A los corredores en la cima del Angliru les espera una carpa. Seis metros cuadrados por equipo. A cubierto al menos. Toallas, toses, algún grito y ciclistas en bolas. Había fiesta en el hueco del Astana de Contador. Decaimiento en el CSC de Sastre. Seriedad en el Caisse d'Epargne de Valverde. Y desolación en la parcela del Euskaltel-Euskadi. Faltaba uno. Igor Antón, caído en una curva sin más del Cordal. «Cuando lo he escuchado me he venido abajo», reconoció el líder destronado, Egoi Martínez. «Veníamos a por la etapa y el podio, y en un momento nos hemos quedado sin nada». Vacío. A su lado, el director Jon Odriozola, no sabía si maldecir o llorar: «Igor iba a ganar aquí. Habría estado con Contador».

Pero estaba en una clínica de Oviedo. Con la clavícula izquierda partida, lo mismo que el trocánter, un huesecillo de la cadera. En silla de ruedas. Y aun así, con voz para recibir llamadas telefónicas: «Me da pena porque estaba mejor que nunca. Yo no me caigo mucho, pero mira... En el peor momento». Iba tras Contador y Leipheimer. En su sitio. El americano se retrasó un par de metros. Antón ocupó su plaza a rueda de Contador. «Era una curva a la izquierda, rápida pero no peligrosa». Algo hizo patinar su rueda delantera. «Una piedra o qué se yo». El impacto fue instantáneo: contra el quitamiedos.

«El brazo no respondía»

«Lo he visto a cámara lenta. No he podido reaccionar». Los golpes así siempre rompen. El corredor del Euskaltel, sexto en la general y uno de los candidatos a ganar en el Angliru, se levantó presto. Dolía, pero siempre duele. Fue a agarrar la bici y ahí lo notó. El brazo izquierdo «no respondía». Rubén Pérez y Txurruka se detuvieron de inmediato. Nada que hacer. También Odriozola lo supo enseguida. La clavícula es el hueso frágil de los ciclistas. De cerámica. «Es injusto», repetía el técnico de Oñate. «Iba a estar con Contador. Y le esperaba su afición, que cuando se ha enterado nos ha animado como nunca», agradeció.

Antón, ya fuera de la clínica, trataba de sonreír. «Igual mañana me doy con la cabeza en la pared por la rabia de haberme caído, pero hoy intento sacar lo positivo». Y eso es: «Me consuela que he estado con los mejores.

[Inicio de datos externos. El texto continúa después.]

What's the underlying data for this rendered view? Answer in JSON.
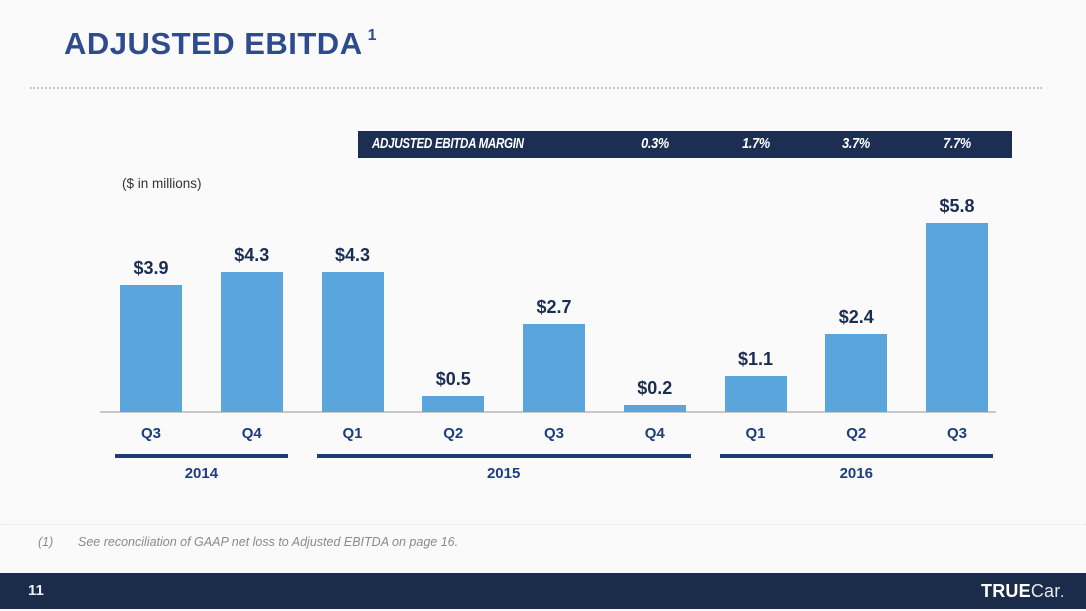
{
  "page": {
    "title": "ADJUSTED EBITDA",
    "title_superscript": "1",
    "units_label": "($ in millions)",
    "footnote_marker": "(1)",
    "footnote_text": "See reconciliation of GAAP net loss to Adjusted EBITDA on page 16.",
    "page_number": "11"
  },
  "margin_banner": {
    "label": "ADJUSTED EBITDA MARGIN",
    "values": [
      "0.3%",
      "1.7%",
      "3.7%",
      "7.7%"
    ]
  },
  "footer": {
    "logo_bold": "TRUE",
    "logo_light": "Car",
    "logo_dot": "."
  },
  "colors": {
    "bar_blue": "#5aa5dc",
    "navy_banner": "#1c2e52",
    "navy_footer": "#1b2b4a",
    "title_blue": "#2d4b8d",
    "label_navy": "#1c2d52",
    "background": "#fafafa"
  },
  "chart_data": {
    "type": "bar",
    "title": "ADJUSTED EBITDA",
    "ylabel": "($ in millions)",
    "categories": [
      "Q3",
      "Q4",
      "Q1",
      "Q2",
      "Q3",
      "Q4",
      "Q1",
      "Q2",
      "Q3"
    ],
    "values": [
      3.9,
      4.3,
      4.3,
      0.5,
      2.7,
      0.2,
      1.1,
      2.4,
      5.8
    ],
    "labels": [
      "$3.9",
      "$4.3",
      "$4.3",
      "$0.5",
      "$2.7",
      "$0.2",
      "$1.1",
      "$2.4",
      "$5.8"
    ],
    "year_groups": [
      {
        "year": "2014",
        "start": 0,
        "end": 1
      },
      {
        "year": "2015",
        "start": 2,
        "end": 5
      },
      {
        "year": "2016",
        "start": 6,
        "end": 8
      }
    ],
    "margin_row": {
      "label": "ADJUSTED EBITDA MARGIN",
      "values": [
        "0.3%",
        "1.7%",
        "3.7%",
        "7.7%"
      ],
      "aligned_to_last_n_bars": 4
    },
    "ylim": [
      0,
      6.2
    ],
    "grid": false,
    "legend": "none",
    "bar_color": "#5aa5dc"
  }
}
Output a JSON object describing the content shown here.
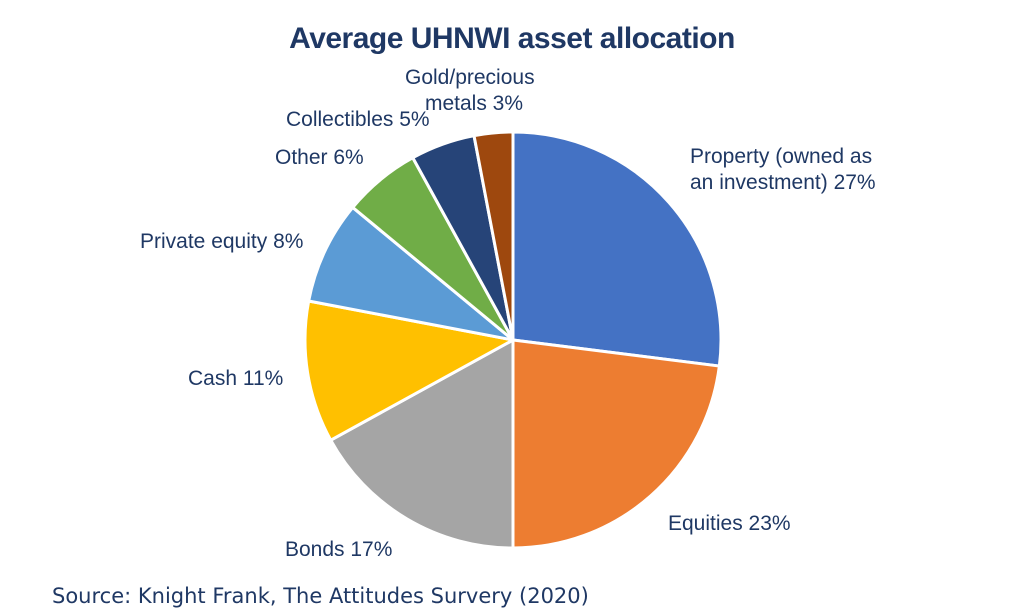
{
  "chart_data": {
    "type": "pie",
    "title": "Average UHNWI asset allocation",
    "slices": [
      {
        "label_lines": [
          "Property (owned as",
          "an investment) 27%"
        ],
        "value": 27,
        "color": "#4472c4"
      },
      {
        "label_lines": [
          "Equities 23%"
        ],
        "value": 23,
        "color": "#ed7d31"
      },
      {
        "label_lines": [
          "Bonds 17%"
        ],
        "value": 17,
        "color": "#a5a5a5"
      },
      {
        "label_lines": [
          "Cash 11%"
        ],
        "value": 11,
        "color": "#ffc000"
      },
      {
        "label_lines": [
          "Private equity 8%"
        ],
        "value": 8,
        "color": "#5b9bd5"
      },
      {
        "label_lines": [
          "Other 6%"
        ],
        "value": 6,
        "color": "#70ad47"
      },
      {
        "label_lines": [
          "Collectibles 5%"
        ],
        "value": 5,
        "color": "#264478"
      },
      {
        "label_lines": [
          "Gold/precious",
          "metals 3%"
        ],
        "value": 3,
        "color": "#9e480e"
      }
    ]
  },
  "source": "Source: Knight Frank, The Attitudes Survery (2020)"
}
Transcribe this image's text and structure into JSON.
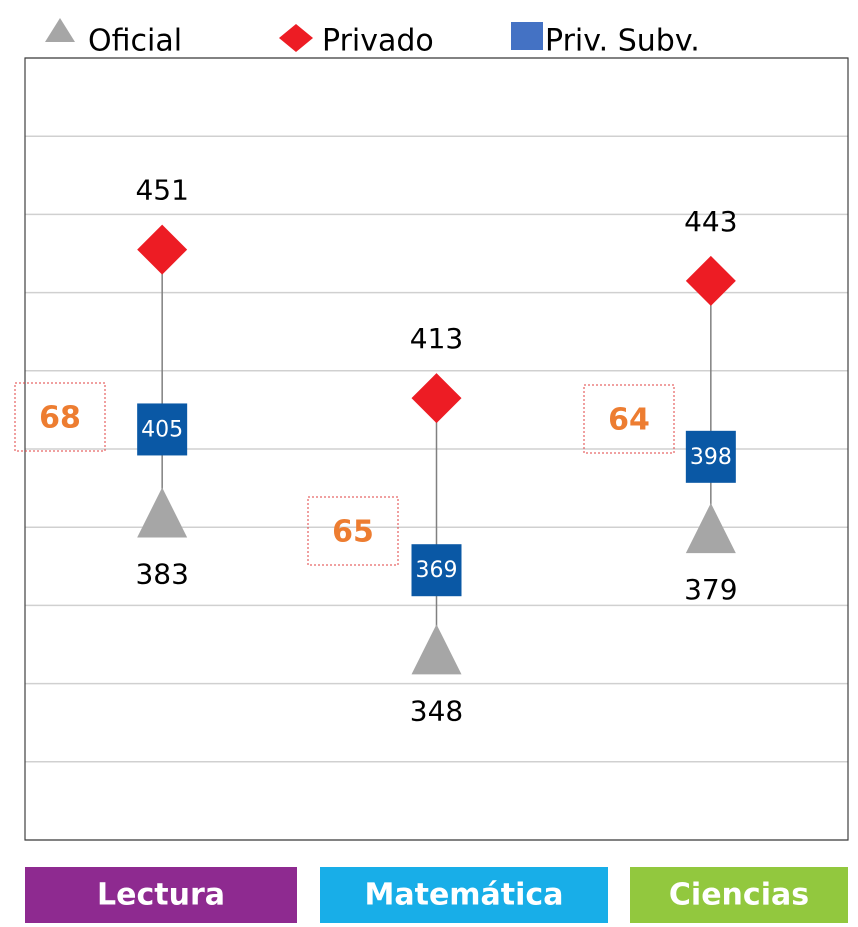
{
  "chart_data": {
    "type": "dot",
    "categories": [
      "Lectura",
      "Matemática",
      "Ciencias"
    ],
    "category_colors": [
      "#8e2a90",
      "#18aee8",
      "#92c83e"
    ],
    "series": [
      {
        "name": "Oficial",
        "marker": "triangle",
        "color": "#a6a6a6",
        "values": [
          383,
          348,
          379
        ]
      },
      {
        "name": "Privado",
        "marker": "diamond",
        "color": "#ed1c24",
        "values": [
          451,
          413,
          443
        ]
      },
      {
        "name": "Priv. Subv.",
        "marker": "square",
        "color": "#0a58a5",
        "values": [
          405,
          369,
          398
        ]
      }
    ],
    "gaps": [
      68,
      65,
      64
    ],
    "ylim": [
      300,
      500
    ],
    "yticks": [
      300,
      320,
      340,
      360,
      380,
      400,
      420,
      440,
      460,
      480,
      500
    ],
    "grid": true
  }
}
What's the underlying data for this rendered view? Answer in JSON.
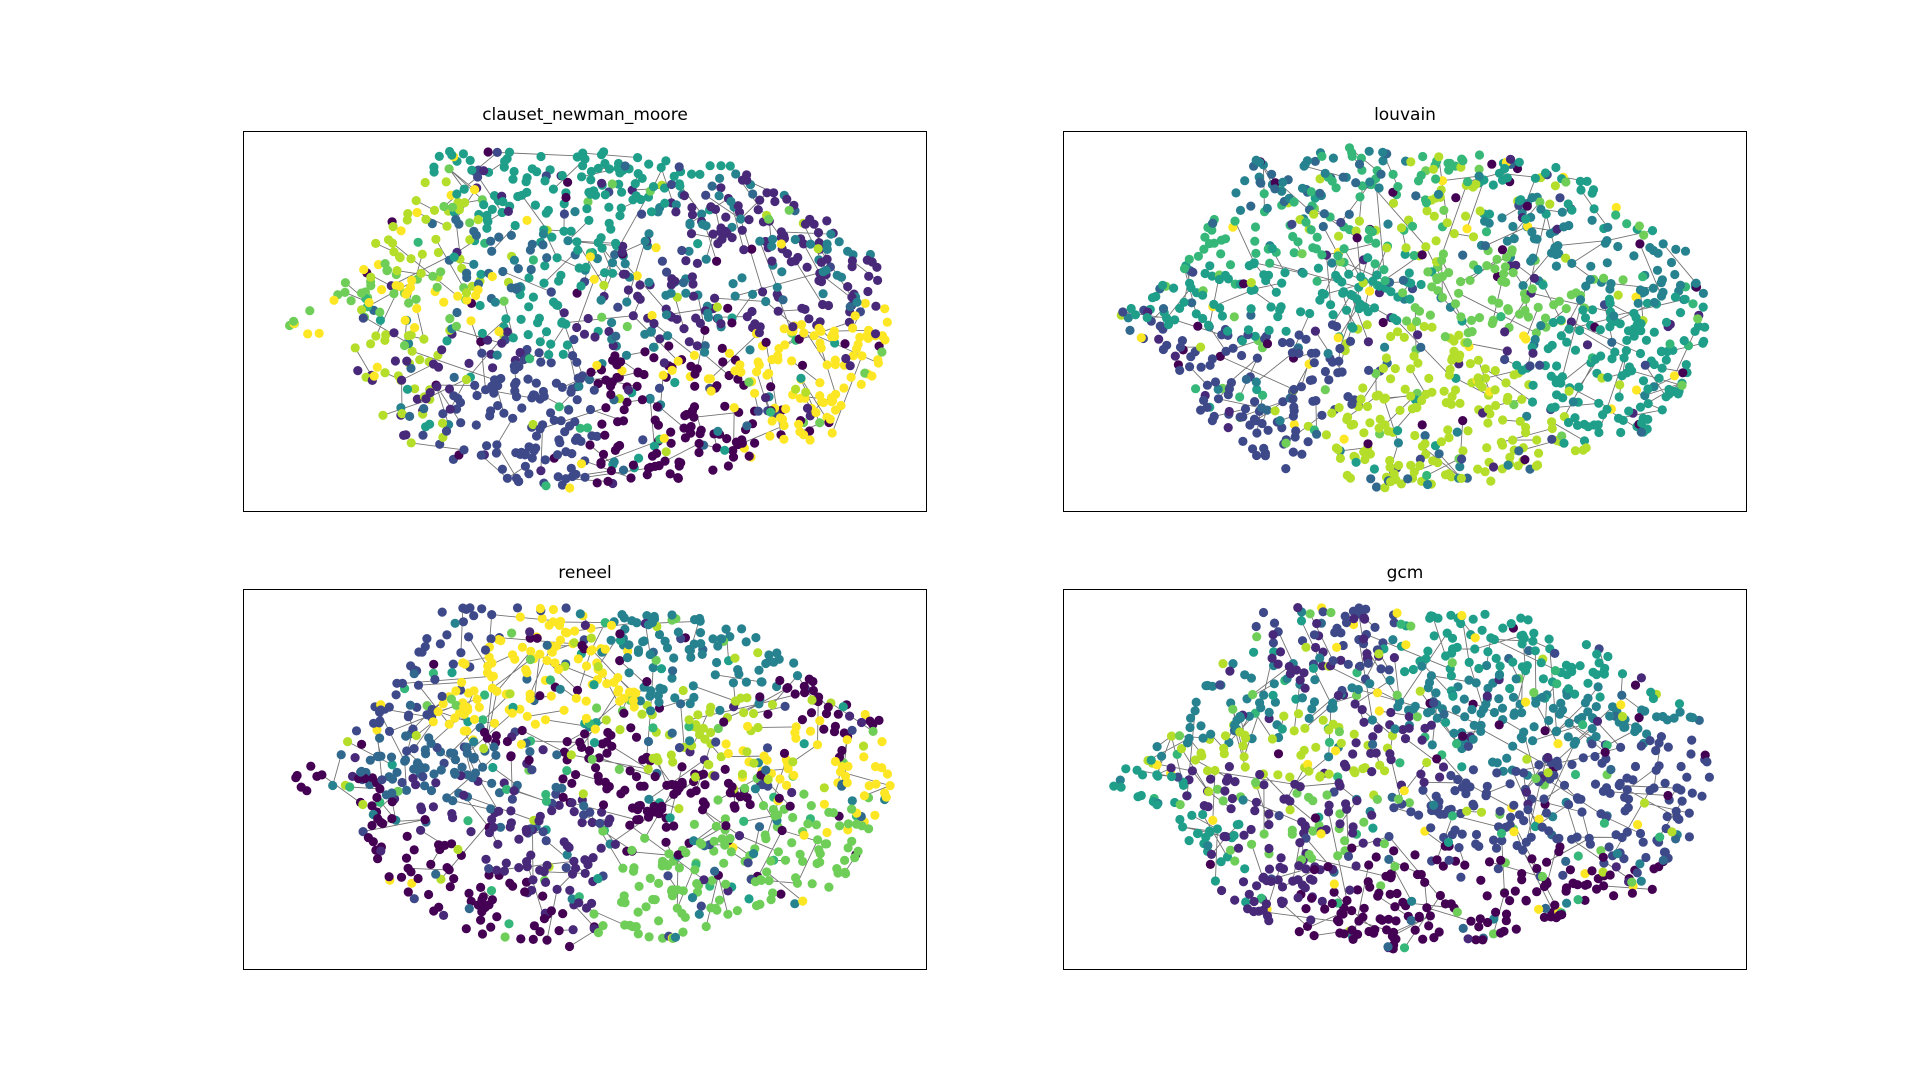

Ahora sé que puedo estar con ellos». El ciclista de Galdakao, eso sí, no se atrevió a compararse con Contador. «No le habría ganado, pero habría estado ahí delante».

«Su año está acabado»

Se cerró su temporada. «No vale la pena que pase por el quirófano», contó Igor González de Galdeano, que le bajó del Cordal hasta la clínica. Tiene tiempo para que todo sane por su cuenta. Con reposo. «Su año está acabado». El secretario técnico del Euskaltel-Euskadi rascó los dos datos que le quedaban al optimismo en su peor tarde: «Igor tiene sólo 25 años y un buen margen de mejora». Todos se consolaban. Pero en la esquina que ocupaba el equipo naranja, dentro de la carpa del Angliru, nadie hablaba. Habían salido de San Vicente de la Barquera con un líder, Egoi Martínez, y para catapultar a otro, Igor Antón. Ya no les queda ninguno. Rotos en el pretil del Cordal. En un chasquido.